Party people doubt Clark can successfully run for president, but already there is DNC spinning that Clark is almost assuredly a natural “short list” leader for Vice President and will be talked up constantly for a high profile role in any Democratic White House.

Even with snow tumbling down in Washington on Sunday morning, campaign advisers for Sen. John Kerry and Rep. Dick Gephardt were looking for ways to get Clark speaking about the security issues and failings of the Bush team under their banners. But Clark most likely won’t allow himself to be used as a pawn.

He’s already spoken extensively to former President Clinton about how to play the political game, and he didn’t get to his position in the military without knowing how to play that game well, already.

Rather, Clark will most likely begin appearing in Washington and elsewhere at the behest of the Democratic leadership in the House and Senate and on behalf of the DNC at appropriate events where his expertise seems a natural fit.

“We have to use him carefully,” says the DNC source. “We don’t want him to appear too politically ambitious, too political. If he sticks his neck out too far, the American people might view him as simply another politician. We can’t afford that if we want him to help us in 2004.”

HEINZ CATCHUP
Even some Democrats are razzing Sen. John Kerry about his wife’s decision to go by Teresa Heinz Kerry, even though she has never legally changed her name. The widow of former Pennsylvania Sen. John Heinz has always gone by Teresa Heinz, and has never used Kerry’s name.

“It’s kind of like Hillary Clinton, isn’t it?” said one Democratic leadership staffer. “Didn’t she not use Clinton’s name for a while, then tacked it on because it was politically necessary?” (Who can remember? Who cares? But someone did once author a valentine to her entitled The Seduction of Hillary Rodham.)

Kerry people are shooting back that other Democratic spouses have done similar things for political reasons.
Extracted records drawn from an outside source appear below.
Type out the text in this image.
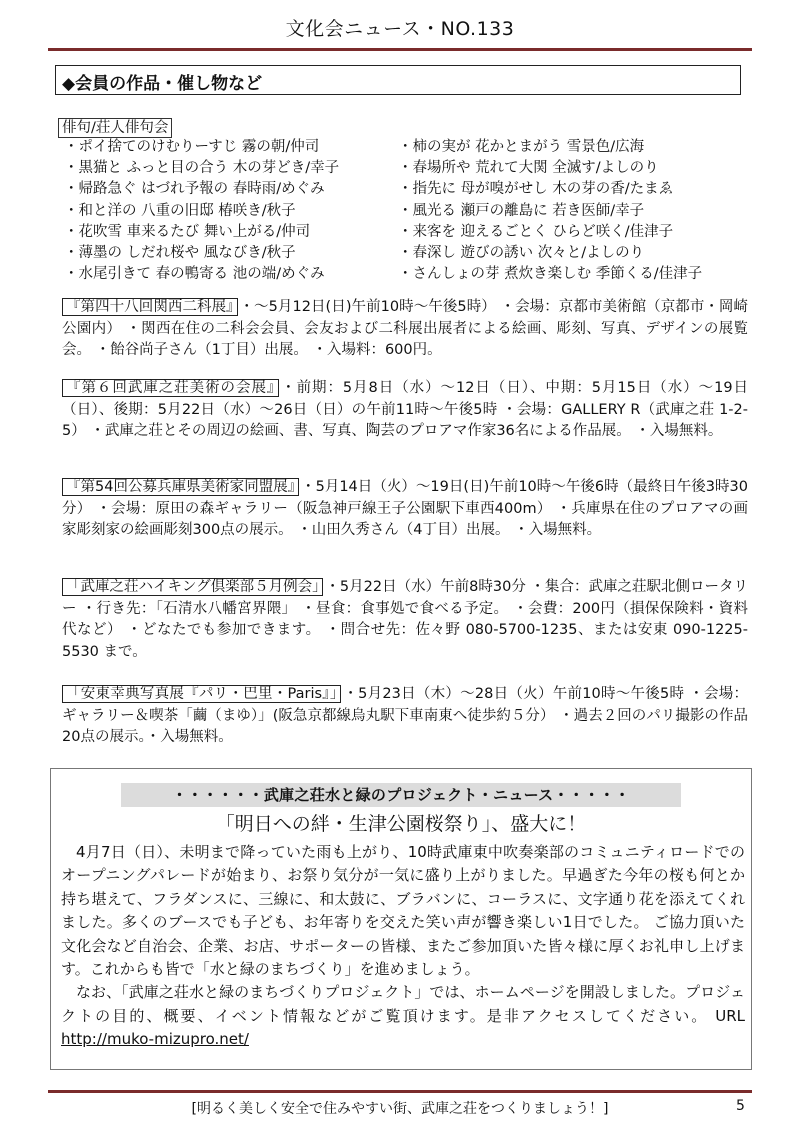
文化会ニュース・NO.133
◆会員の作品・催し物など
俳句/荘人俳句会
・ポイ捨てのけむりーすじ 霧の朝/仲司
・黒猫と ふっと目の合う 木の芽どき/幸子
・帰路急ぐ はづれ予報の 春時雨/めぐみ
・和と洋の 八重の旧邸 椿咲き/秋子
・花吹雪 車来るたび 舞い上がる/仲司
・薄墨の しだれ桜や 風なびき/秋子
・水尾引きて 春の鴨寄る 池の端/めぐみ
・柿の実が 花かとまがう 雪景色/広海
・春場所や 荒れて大関 全滅す/よしのり
・指先に 母が嗅がせし 木の芽の香/たまゑ
・風光る 瀬戸の離島に 若き医師/幸子
・来客を 迎えるごとく ひらど咲く/佳津子
・春深し 遊びの誘い 次々と/よしのり
・さんしょの芽 煮炊き楽しむ 季節くる/佳津子
『第四十八回関西二科展』 ・～5月12日(日)午前10時～午後5時） ・会場：京都市美術館（京都市・岡崎公園内） ・関西在住の二科会会員、会友および二科展出展者による絵画、彫刻、写真、デザインの展覧会。 ・飴谷尚子さん（1丁目）出展。 ・入場料：600円。
『第６回武庫之荘美術の会展』 ・前期：5月8日（水）～12日（日）、中期：5月15日（水）～19日（日）、後期：5月22日（水）～26日（日）の午前11時～午後5時 ・会場：GALLERY R（武庫之荘 1-2-5） ・武庫之荘とその周辺の絵画、書、写真、陶芸のプロアマ作家36名による作品展。 ・入場無料。
『第54回公募兵庫県美術家同盟展』 ・5月14日（火）～19日(日)午前10時～午後6時（最終日午後3時30分） ・会場：原田の森ギャラリー（阪急神戸線王子公園駅下車西400m） ・兵庫県在住のプロアマの画家彫刻家の絵画彫刻300点の展示。 ・山田久秀さん（4丁目）出展。 ・入場無料。
「武庫之荘ハイキング倶楽部５月例会」 ・5月22日（水）午前8時30分 ・集合：武庫之荘駅北側ロータリー ・行き先：「石清水八幡宮界隈」 ・昼食：食事処で食べる予定。 ・会費：200円（損保保険料・資料代など） ・どなたでも参加できます。 ・問合せ先：佐々野 080-5700-1235、または安東 090-1225-5530 まで。
「安東幸典写真展『パリ・巴里・Paris』」 ・5月23日（木）～28日（火）午前10時～午後5時 ・会場：ギャラリー＆喫茶「繭（まゆ）」(阪急京都線烏丸駅下車南東へ徒歩約５分） ・過去２回のパリ撮影の作品20点の展示。・入場無料。
・・・・・・武庫之荘水と緑のプロジェクト・ニュース・・・・・
「明日への絆・生津公園桜祭り」、盛大に！

4月7日（日）、未明まで降っていた雨も上がり、10時武庫東中吹奏楽部のコミュニティロードでのオープニングパレードが始まり、お祭り気分が一気に盛り上がりました。早過ぎた今年の桜も何とか持ち堪えて、フラダンスに、三線に、和太鼓に、ブラバンに、コーラスに、文字通り花を添えてくれました。多くのブースでも子ども、お年寄りを交えた笑い声が響き楽しい1日でした。 ご協力頂いた文化会など自治会、企業、お店、サポーターの皆様、またご参加頂いた皆々様に厚くお礼申し上げます。これからも皆で「水と緑のまちづくり」を進めましょう。

なお、「武庫之荘水と緑のまちづくりプロジェクト」では、ホームページを開設しました。プロジェクトの目的、概要、イベント情報などがご覧頂けます。是非アクセスしてください。 URL http://muko-mizupro.net/

[明るく美しく安全で住みやすい街、武庫之荘をつくりましょう！]	5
A Kerry staffer pointed the Prowler to John Edwards’s wife, who used her maiden name for a number of years. But Elizabeth Edwards was a practicing attorney in her own right, and she changed to her married name after the death of the couple’s older son, and well before Edwards decided to enter the political arena. One thing is for sure, though. Be it Teresa Heinz or Teresa Heinz Kerry, you know she’ll never go by Terry Kerry.